A DISTANT cousin of Donald Trump has described the US president as a selfish man who has never given a penny back to his mother’s native Hebridean community – and who once “stole” pancakes from his kitchen.
The US president has only once visited his late mother’s former home of Tong on the Isle of Lewis, Outer Hebrides, spending less than two minutes in the croft house. Mary Anne MacLeod Trump was raised alongside nine siblings in the house before she emigrated to the US.
Despite a much of his family still living in Lewis, Alice Mackay – who is related to Donald Trump’s maternal family, the MacLeods – said the president doesn’t have the same generosity as his mother and older sister, Maryanne Trump Barry, 82. Both maintained close links with the area and made sizeable donations to Lewis.
Mackay, 79, said: “I don’t like the man at all, he’s so unlike his mother and father. He had lovely parents, I don’t know what went wrong with him. My mum and dad were second cousins. Every time they were over here they came to ours for dinner.
“He [Donald Trump] was here one morning I was busy making pancakes and he had forgotten my husband had died. He put a few pancakes in pocket and never said ‘cheerio’ or anything.”

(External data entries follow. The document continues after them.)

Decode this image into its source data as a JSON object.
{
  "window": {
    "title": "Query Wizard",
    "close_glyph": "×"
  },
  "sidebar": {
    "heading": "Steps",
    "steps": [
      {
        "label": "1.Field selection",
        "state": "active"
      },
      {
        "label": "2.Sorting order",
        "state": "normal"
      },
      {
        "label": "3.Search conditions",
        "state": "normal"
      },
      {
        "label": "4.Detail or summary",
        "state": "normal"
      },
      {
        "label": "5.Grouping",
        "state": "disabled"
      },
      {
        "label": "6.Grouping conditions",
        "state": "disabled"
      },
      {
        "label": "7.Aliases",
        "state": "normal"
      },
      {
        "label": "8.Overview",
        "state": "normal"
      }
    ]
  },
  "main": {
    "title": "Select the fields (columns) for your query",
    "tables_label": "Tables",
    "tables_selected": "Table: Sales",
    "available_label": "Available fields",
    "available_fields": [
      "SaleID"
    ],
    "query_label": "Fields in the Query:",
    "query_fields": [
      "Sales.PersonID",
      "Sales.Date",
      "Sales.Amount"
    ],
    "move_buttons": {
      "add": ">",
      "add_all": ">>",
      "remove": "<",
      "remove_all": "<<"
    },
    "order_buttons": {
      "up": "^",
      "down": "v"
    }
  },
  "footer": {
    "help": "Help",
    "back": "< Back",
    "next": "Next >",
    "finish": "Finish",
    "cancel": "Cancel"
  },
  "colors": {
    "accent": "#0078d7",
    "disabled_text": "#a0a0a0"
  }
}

During his trip to Lewis 11 years ago, the president met a delegation from Comhairle nan Eilean Siar, the Western Isles Council, to discuss plans to convert Lews Castle into a hotel and museum. He promised to “look at it” but the council never heard back from him.
Mackay, however, has fond memories of Trump’s mother, who died in 2000, and sister, a retired federal appellate judge.
Mary Anne emigrated in 1930 at the age of 17 to New York, where she met Donald’s father Fred. She donated funds for a village hall in the 1970s. And in 2015, Maryanne, who has visited Lewis dozens of times, gave £158,000 to the Bethesda care home and hospice in Stornoway.
Mackay continued: “They were a lovely pair. His sister gave a big donation to the hospice. Mary Anne gave money to the Tong centre as well. She was a lovely woman.”